CHANGE OF FORTUNE: Nzonzi, centre, in action against Arsenal at Emirates Stadium
TONY PULIS might have signed Steven Nzonzi for Stoke, but it has been the arrival of the managerial duo of Mark Hughes and coach Mark Bowen this season that has brought about a notable turnaround in the fortunes of the all-action midfielder.
While others looked on in 2009, Sam Allardyce brought Steven Nzonzi to English football. As Blackburn manager, he invested £500,000 on the fresh faced 20-year-old who hailed from the Paris suburbs – a player who even then was drawing parallels with his legendary compatriot, Patrick Vieira.

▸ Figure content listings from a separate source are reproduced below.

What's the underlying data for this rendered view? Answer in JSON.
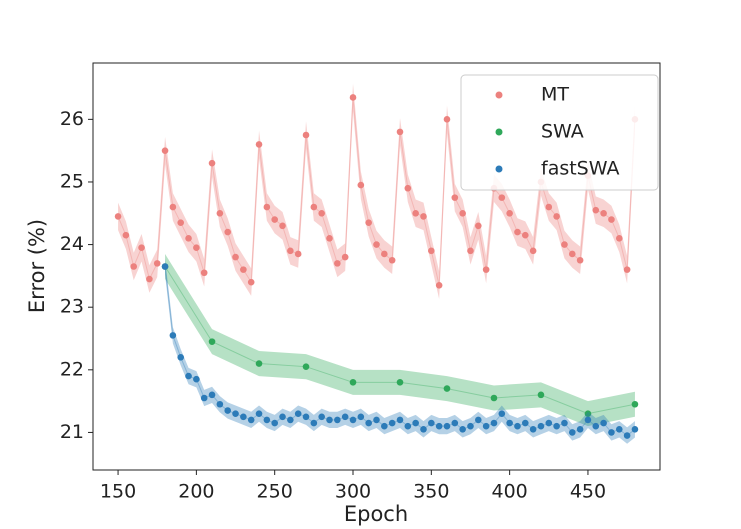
{
  "chart_data": {
    "type": "scatter",
    "xlabel": "Epoch",
    "ylabel": "Error (%)",
    "xlim": [
      134,
      496
    ],
    "ylim": [
      20.4,
      26.9
    ],
    "xticks": [
      150,
      200,
      250,
      300,
      350,
      400,
      450
    ],
    "yticks": [
      21,
      22,
      23,
      24,
      25,
      26
    ],
    "legend": "upper right",
    "series": [
      {
        "name": "MT",
        "color": "#ec817e",
        "error": 0.22,
        "x": [
          150,
          155,
          160,
          165,
          170,
          175,
          180,
          185,
          190,
          195,
          200,
          205,
          210,
          215,
          220,
          225,
          230,
          235,
          240,
          245,
          250,
          255,
          260,
          265,
          270,
          275,
          280,
          285,
          290,
          295,
          300,
          305,
          310,
          315,
          320,
          325,
          330,
          335,
          340,
          345,
          350,
          355,
          360,
          365,
          370,
          375,
          380,
          385,
          390,
          395,
          400,
          405,
          410,
          415,
          420,
          425,
          430,
          435,
          440,
          445,
          450,
          455,
          460,
          465,
          470,
          475,
          480
        ],
        "values": [
          24.45,
          24.15,
          23.65,
          23.95,
          23.45,
          23.7,
          25.5,
          24.6,
          24.35,
          24.1,
          23.95,
          23.55,
          25.3,
          24.5,
          24.2,
          23.8,
          23.6,
          23.4,
          25.6,
          24.6,
          24.4,
          24.3,
          23.9,
          23.85,
          25.75,
          24.6,
          24.5,
          24.1,
          23.7,
          23.8,
          26.35,
          24.95,
          24.35,
          24.0,
          23.85,
          23.75,
          25.8,
          24.9,
          24.5,
          24.45,
          23.9,
          23.35,
          26.0,
          24.75,
          24.5,
          23.9,
          24.3,
          23.6,
          24.9,
          24.75,
          24.5,
          24.2,
          24.15,
          23.9,
          25.0,
          24.6,
          24.45,
          24.0,
          23.85,
          23.75,
          25.1,
          24.55,
          24.5,
          24.4,
          24.1,
          23.6,
          26.0
        ]
      },
      {
        "name": "SWA",
        "color": "#2fa85a",
        "error": 0.2,
        "x": [
          180,
          210,
          240,
          270,
          300,
          330,
          360,
          390,
          420,
          450,
          480
        ],
        "values": [
          23.65,
          22.45,
          22.1,
          22.05,
          21.8,
          21.8,
          21.7,
          21.55,
          21.6,
          21.3,
          21.45
        ]
      },
      {
        "name": "fastSWA",
        "color": "#2c7bb8",
        "error": 0.13,
        "x": [
          180,
          185,
          190,
          195,
          200,
          205,
          210,
          215,
          220,
          225,
          230,
          235,
          240,
          245,
          250,
          255,
          260,
          265,
          270,
          275,
          280,
          285,
          290,
          295,
          300,
          305,
          310,
          315,
          320,
          325,
          330,
          335,
          340,
          345,
          350,
          355,
          360,
          365,
          370,
          375,
          380,
          385,
          390,
          395,
          400,
          405,
          410,
          415,
          420,
          425,
          430,
          435,
          440,
          445,
          450,
          455,
          460,
          465,
          470,
          475,
          480
        ],
        "values": [
          23.65,
          22.55,
          22.2,
          21.9,
          21.85,
          21.55,
          21.6,
          21.45,
          21.35,
          21.3,
          21.25,
          21.2,
          21.3,
          21.2,
          21.15,
          21.25,
          21.2,
          21.3,
          21.25,
          21.15,
          21.25,
          21.2,
          21.2,
          21.25,
          21.2,
          21.25,
          21.15,
          21.2,
          21.1,
          21.15,
          21.2,
          21.1,
          21.15,
          21.05,
          21.15,
          21.1,
          21.1,
          21.15,
          21.05,
          21.1,
          21.2,
          21.1,
          21.15,
          21.3,
          21.15,
          21.1,
          21.15,
          21.05,
          21.1,
          21.15,
          21.1,
          21.15,
          21.0,
          21.05,
          21.2,
          21.1,
          21.15,
          21.0,
          21.05,
          20.95,
          21.05
        ]
      }
    ]
  }
}
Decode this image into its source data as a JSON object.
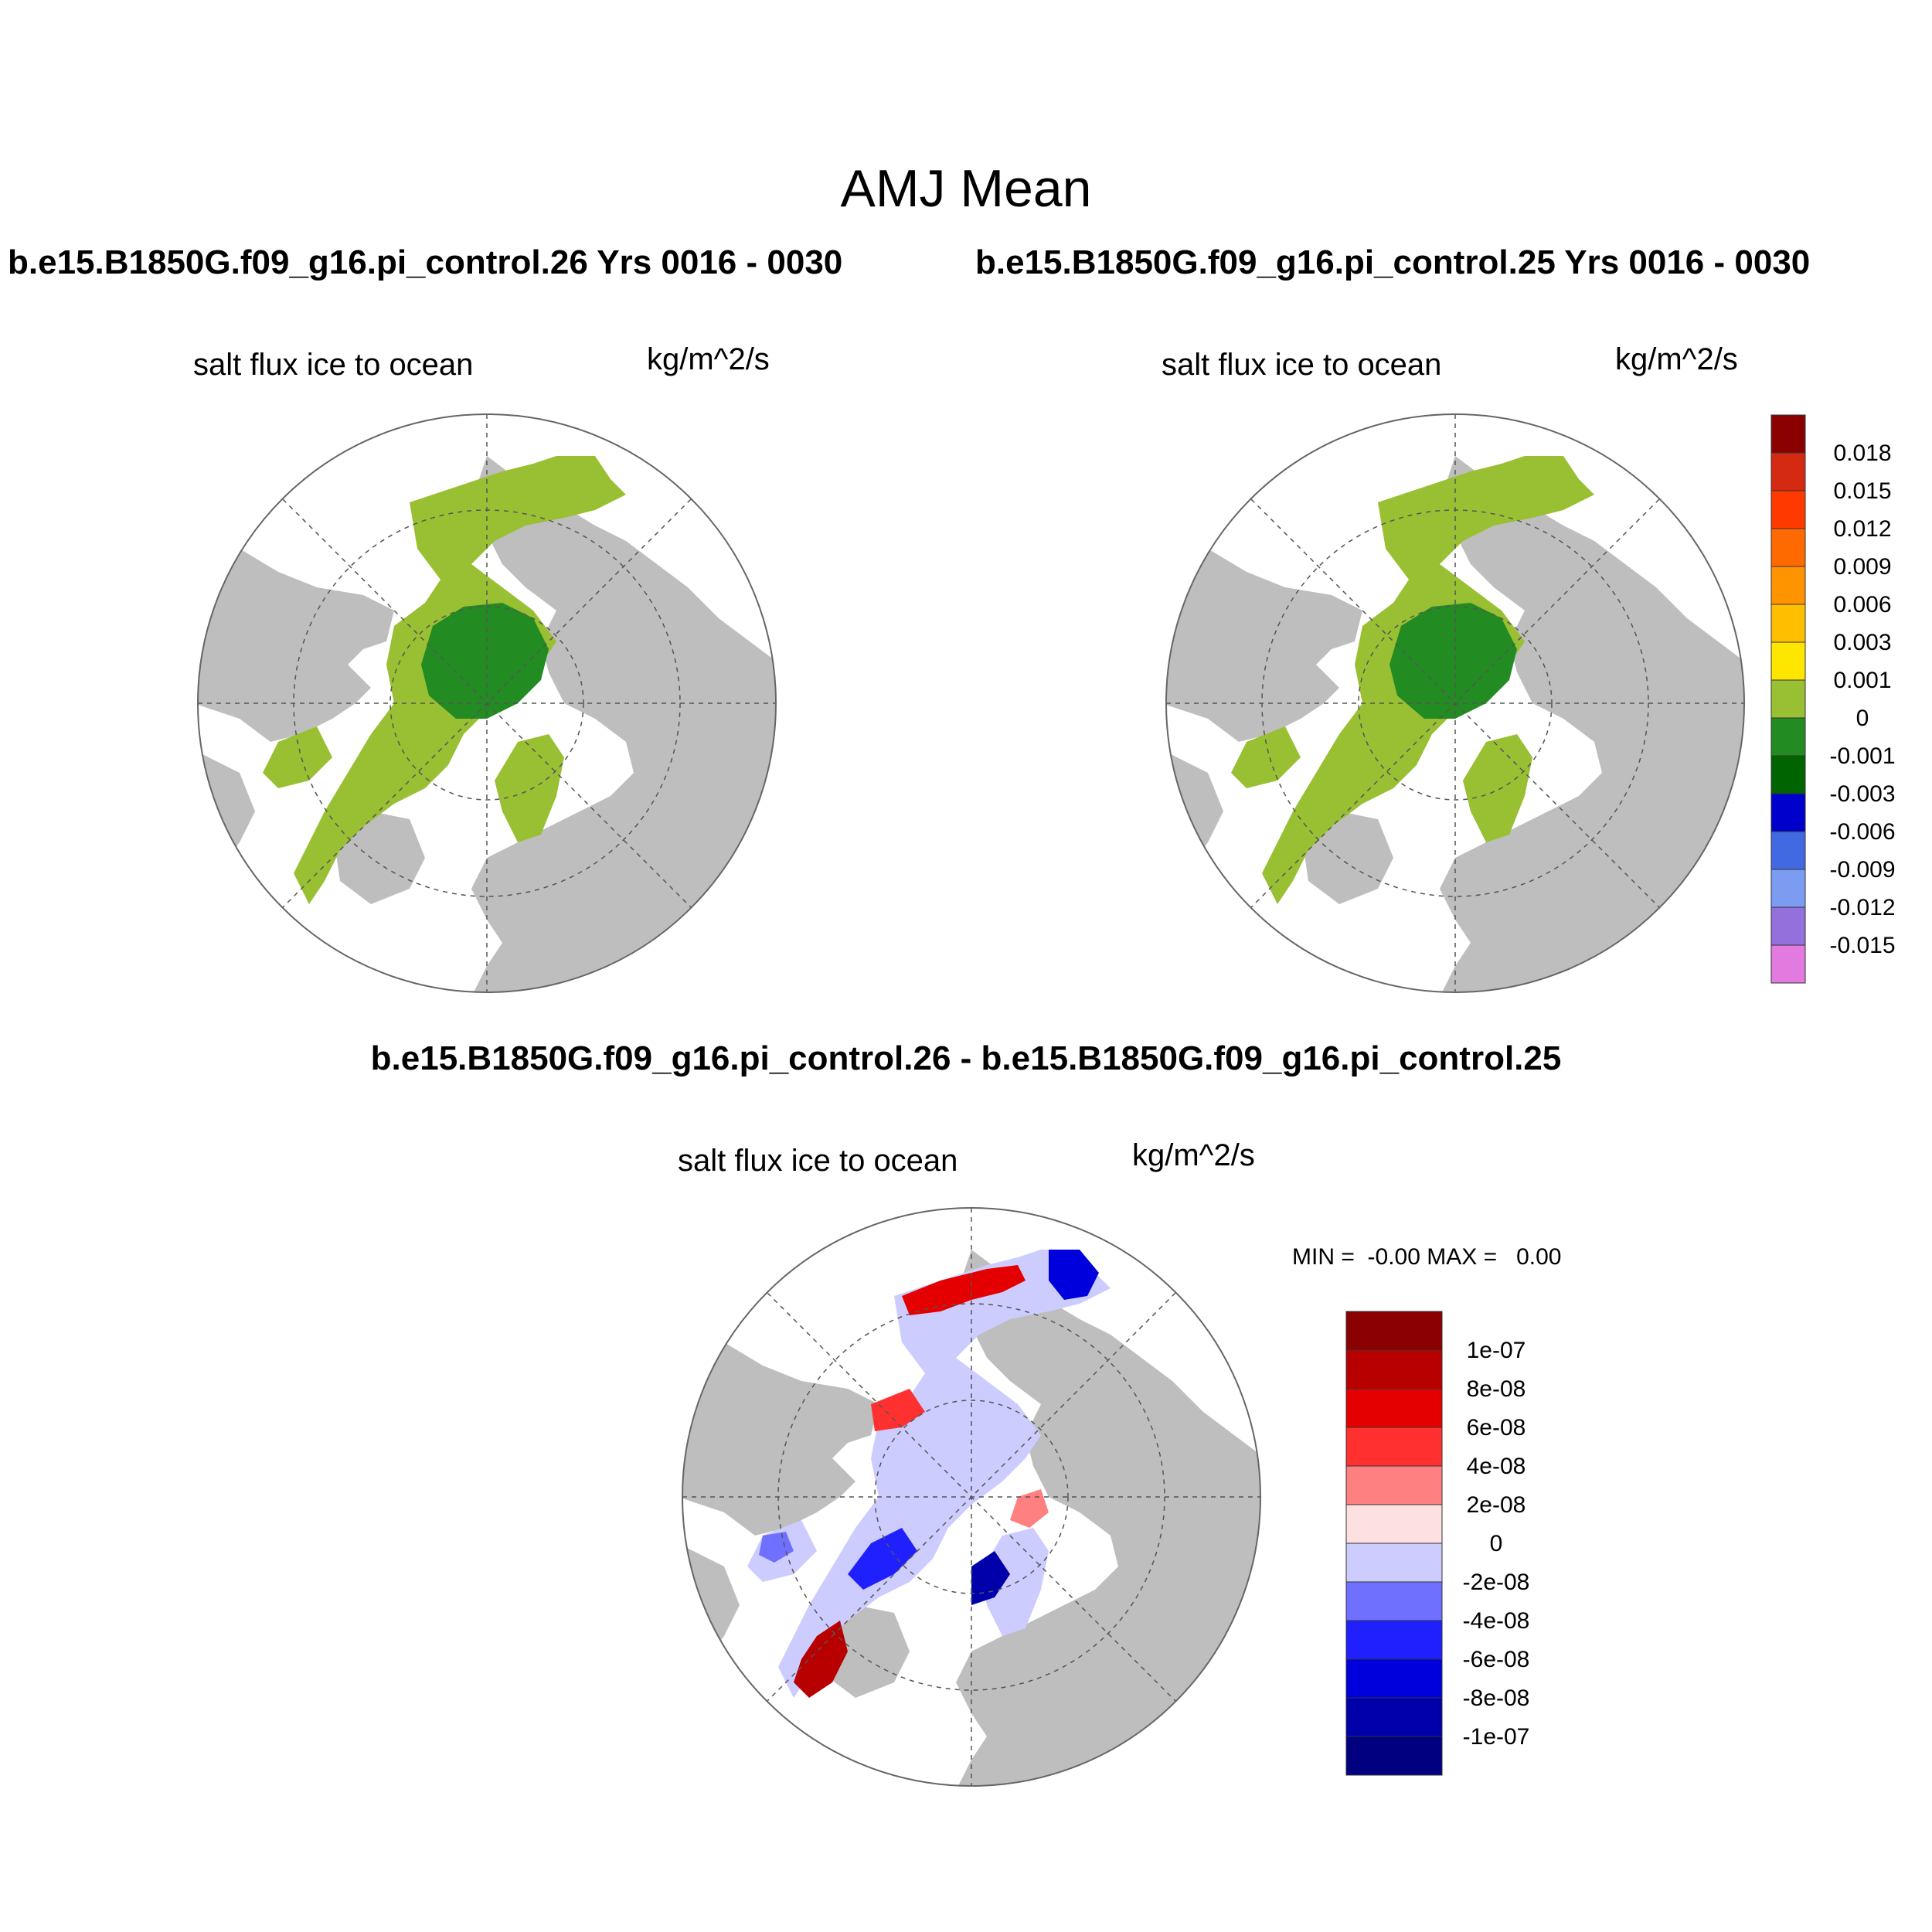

Plucked straight out of the French second division and with less than 40 senior appearances to his name, during that first season at the Lancashire club, Allardyce saw enough to install him as a regular in the heart of his midfield and within a year he had earned a new contract.
Nzonzi is proud to acknowledge the influence that Vieira has had on his game, they share similar physical attributes and a languid, yet combative style and it is high praise indeed that Arsene Wenger – the man who first brought Vieira to English football – has kept a watchful eye on Nzonzi’s progress.
His second and third years at Blackburn presented challenges and when the side made their Premier League exit in 2012, the player himself agitated for a transfer.
Both Arsenal and Chelsea pondered moves. Indeed, rumours of a switch to the Emirates were rife, but when it came to the wire it was ultimately Stoke that secured his deadline day signature. Although in many ways a sideways step, it was one that typified the frustrations associated with Nzonzi.
Disciplinary problems had crept into his game during Blackburn’s ill-fated campaign in 2012 and questions were sometimes asked of his hunger and temperament. His international career swiftly sparked into life at Under-21 level with France upon moving to the Premier League but stalled when the prospect of full international caps beckoned.
Instead, the Democartic Republic of Congo came knocking, a country for which he is eligible to play by his father’s birth – but despite repeated overtures, he has resisted still pining for the call from Les Bleus.
Tasked with changing Stoke’s footballing philosophy, Nzonzi has been at the fore. A pass success ratio regularly under Hughes above 80 per cent this season puts him among the best in the top-flight. This and a vastly improved disciplinary record season explain why he has started every game under the new boss.
The changes have been subtle, Nzonzi has been offered a more advanced role which serves as a fulcrum for the team to press a lot higher up the pitch and rely less on long passes than the team did under the previous regime.
Both Stoke and Nzonzi himself remain a work in progress, but although the World Cup is likely to come too soon for the 25-year-old, dreams of the chance to follow in the footsteps of Vieira are starting to come back into view.